Engineering safer cigarettes
This topic gets little coverage in either THR or anti-tobacco publications, but it might actually generate more honest and practical science than either smoke-free alternatives or prohibitionism. A recent article by BAT researchers is a typical example of attempts at incremental improvement:
U.S. e-cigarette legal battle update
Katherine Devlin comments on a senior U.S. FDA official’s statement (which she characterizes as perjury) that only e-cigarettes bearing therapeutic claims were liable to seizure or had ever been seized. She reports on a pattern of continuing seizures (which she characterizes as contempt of court).
Students fume over “smoking” ban
University of Massachusetts students object to “anti-smoking” rules (which are really also anti-THR). It is good that university students can see through absurd claims that concerns about second-hand smoke justify anti-tobacco extremist measures.

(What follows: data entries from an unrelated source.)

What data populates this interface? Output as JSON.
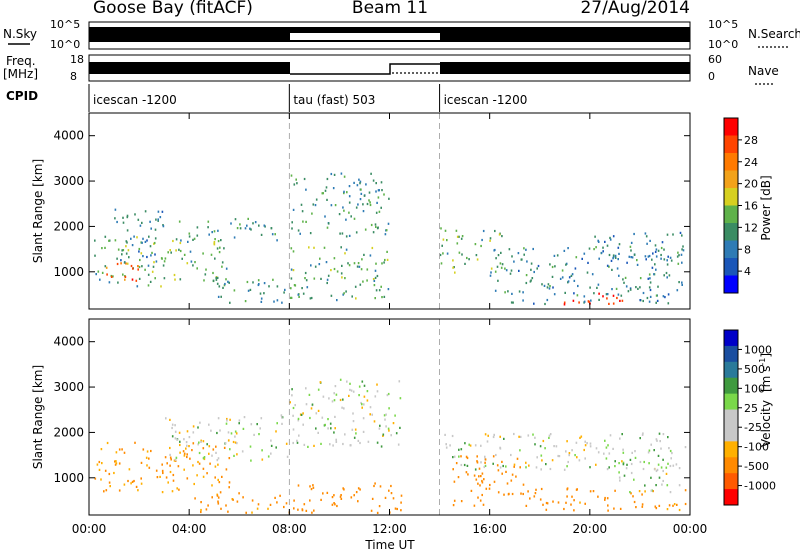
{
  "header": {
    "station": "Goose Bay (fitACF)",
    "beam": "Beam 11",
    "date": "27/Aug/2014"
  },
  "noise_panel": {
    "left_label": "N.Sky",
    "right_label": "N.Search",
    "left_ticks": [
      "10^5",
      "10^0"
    ],
    "right_ticks": [
      "10^5",
      "10^0"
    ]
  },
  "freq_panel": {
    "left_label_line1": "Freq.",
    "left_label_line2": "[MHz]",
    "left_ticks": [
      "18",
      "8"
    ],
    "right_label": "Nave",
    "right_ticks": [
      "60",
      "0"
    ]
  },
  "cpid": {
    "label": "CPID",
    "segments": [
      {
        "start": 0.0,
        "end": 8.0,
        "name": "icescan -1200"
      },
      {
        "start": 8.0,
        "end": 14.0,
        "name": "tau (fast) 503"
      },
      {
        "start": 14.0,
        "end": 24.0,
        "name": "icescan -1200"
      }
    ]
  },
  "axes": {
    "time_label": "Time UT",
    "time_ticks": [
      "00:00",
      "04:00",
      "08:00",
      "12:00",
      "16:00",
      "20:00",
      "00:00"
    ],
    "range_label": "Slant Range [km]",
    "range_ticks": [
      "1000",
      "2000",
      "3000",
      "4000"
    ],
    "range_lim": [
      180,
      4500
    ],
    "time_lim": [
      0,
      24
    ]
  },
  "colorbars": {
    "power": {
      "label": "Power [dB]",
      "ticks": [
        "4",
        "8",
        "12",
        "16",
        "20",
        "24",
        "28"
      ],
      "colors": [
        "#0000ff",
        "#1a56b8",
        "#2e7bb5",
        "#3a8c63",
        "#5fb24a",
        "#d6d020",
        "#f2a21a",
        "#ff7a00",
        "#ff4400",
        "#ff0000"
      ]
    },
    "velocity": {
      "label_main": "Velocity",
      "label_unit": "[m s",
      "label_exp": "-1",
      "label_close": "]",
      "ticks": [
        "1000",
        "500",
        "100",
        "25",
        "-25",
        "-100",
        "-500",
        "-1000"
      ],
      "colors": [
        "#0000c8",
        "#1a4ea0",
        "#2a7a9a",
        "#3f9a3f",
        "#7ad84a",
        "#c8c8c8",
        "#c8c8c8",
        "#ffb000",
        "#ff8a00",
        "#ff5a00",
        "#ff0000"
      ]
    }
  },
  "chart_data": [
    {
      "type": "heatmap",
      "title": "Power [dB]",
      "xlabel": "Time UT",
      "ylabel": "Slant Range [km]",
      "xlim": [
        0,
        24
      ],
      "ylim": [
        180,
        4500
      ],
      "clim": [
        0,
        30
      ],
      "blobs": [
        {
          "t0": 0.2,
          "t1": 5.6,
          "r0": 700,
          "r1": 1800,
          "val": 12
        },
        {
          "t0": 0.5,
          "t1": 2.0,
          "r0": 800,
          "r1": 1300,
          "val": 24
        },
        {
          "t0": 1.0,
          "t1": 3.0,
          "r0": 1200,
          "r1": 2400,
          "val": 9
        },
        {
          "t0": 3.5,
          "t1": 7.5,
          "r0": 1700,
          "r1": 2200,
          "val": 11
        },
        {
          "t0": 5.0,
          "t1": 7.8,
          "r0": 300,
          "r1": 900,
          "val": 10
        },
        {
          "t0": 8.0,
          "t1": 12.0,
          "r0": 400,
          "r1": 1600,
          "val": 12
        },
        {
          "t0": 8.0,
          "t1": 12.0,
          "r0": 1800,
          "r1": 3200,
          "val": 10
        },
        {
          "t0": 14.0,
          "t1": 16.5,
          "r0": 1000,
          "r1": 2000,
          "val": 12
        },
        {
          "t0": 16.0,
          "t1": 23.8,
          "r0": 300,
          "r1": 1600,
          "val": 9
        },
        {
          "t0": 18.5,
          "t1": 21.5,
          "r0": 300,
          "r1": 600,
          "val": 28
        },
        {
          "t0": 20.0,
          "t1": 23.8,
          "r0": 1300,
          "r1": 1900,
          "val": 8
        }
      ]
    },
    {
      "type": "heatmap",
      "title": "Velocity [m s-1]",
      "xlabel": "Time UT",
      "ylabel": "Slant Range [km]",
      "xlim": [
        0,
        24
      ],
      "ylim": [
        180,
        4500
      ],
      "clim": [
        -1000,
        1000
      ],
      "blobs": [
        {
          "t0": 0.2,
          "t1": 5.6,
          "r0": 700,
          "r1": 1800,
          "val": -120
        },
        {
          "t0": 3.0,
          "t1": 8.0,
          "r0": 1400,
          "r1": 2400,
          "val": 0
        },
        {
          "t0": 4.0,
          "t1": 8.0,
          "r0": 250,
          "r1": 700,
          "val": -150
        },
        {
          "t0": 8.0,
          "t1": 12.5,
          "r0": 1700,
          "r1": 3200,
          "val": 0
        },
        {
          "t0": 8.0,
          "t1": 12.5,
          "r0": 250,
          "r1": 900,
          "val": -200
        },
        {
          "t0": 14.0,
          "t1": 23.8,
          "r0": 1200,
          "r1": 2000,
          "val": 0
        },
        {
          "t0": 14.5,
          "t1": 17.5,
          "r0": 400,
          "r1": 1500,
          "val": -200
        },
        {
          "t0": 17.5,
          "t1": 23.8,
          "r0": 300,
          "r1": 800,
          "val": -150
        },
        {
          "t0": 21.0,
          "t1": 23.8,
          "r0": 700,
          "r1": 1400,
          "val": 0
        }
      ]
    }
  ]
}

Any e-cigarette publicity is good publicity, for now anyway
Charlie Sheen is boldly using e-cigarettes, which yields a lot of publicity. The entertainment press seems to overestimate the industry, however, referring implying greater organization and product maturity than currently exist.
Uninformative Japanese study of e-cigarettes
This poorly-designed study could only confirm the already-known lack of major adverse events, but we included it because of this: “Each participant was asked to consume one filter cartridge per day (more than 150 puffs per day) for 4 weeks.” Japan seems to have very reasonable human subjects rules (most committees in Anglophone and European countries would reject a protocol that asked participants to consume a minimum amount of a “dangerous” substance, even if it was a huge improvement over the cigarettes they would otherwise smoke) and so might be a good place for future THR research.
Further evidence that claimed miracle effects of smoking bans are junk science
It has long been clear that advocates of smoking bans in pubs and other venues have cherry-picked the data to imply that bans have miraculous effects on population health, immediately reducing heart attacks and other diseases by huge amounts. A study from RAND confirms that when the data is considered in an unbiased way any benefits become undetectable, as any realistic assessment would predict.
Prohibitions and taxes make smuggling an increasingly tempting alternative to working in THR
Serious-sounding calls for banning dip products continue even as the ban on plastic sachet packaging has already created a flourishing black market.
In the U.S., violent criminals are reported to be taking over the cigarette black market.
East African cigarette smuggling shows the absurdity of FCTC supply interdiction requirements.
Concern that FCTC interferes with African development goals
FCTC requirements are at odds with an American program to help develop trade that benefits some of Africa’s poorest countries (story from Zambia).
More evidence of nicotine relieving psych problems
It is a bit buried in the details, but the bottom line from this new study is that nicotine, from pharma products, relieves symptoms of severe schizophrenia. Sadly, the subtext is still, “we obviously have to force psych patients to stop using consumer nicotine products, so should we maybe consider letting them have nicotine patches and gum?”
Safe injection site cuts drug overdose deaths
A study estimates that Insite, the safe injection house in Vancouver, has cut drug overdose deaths in the area by 35%.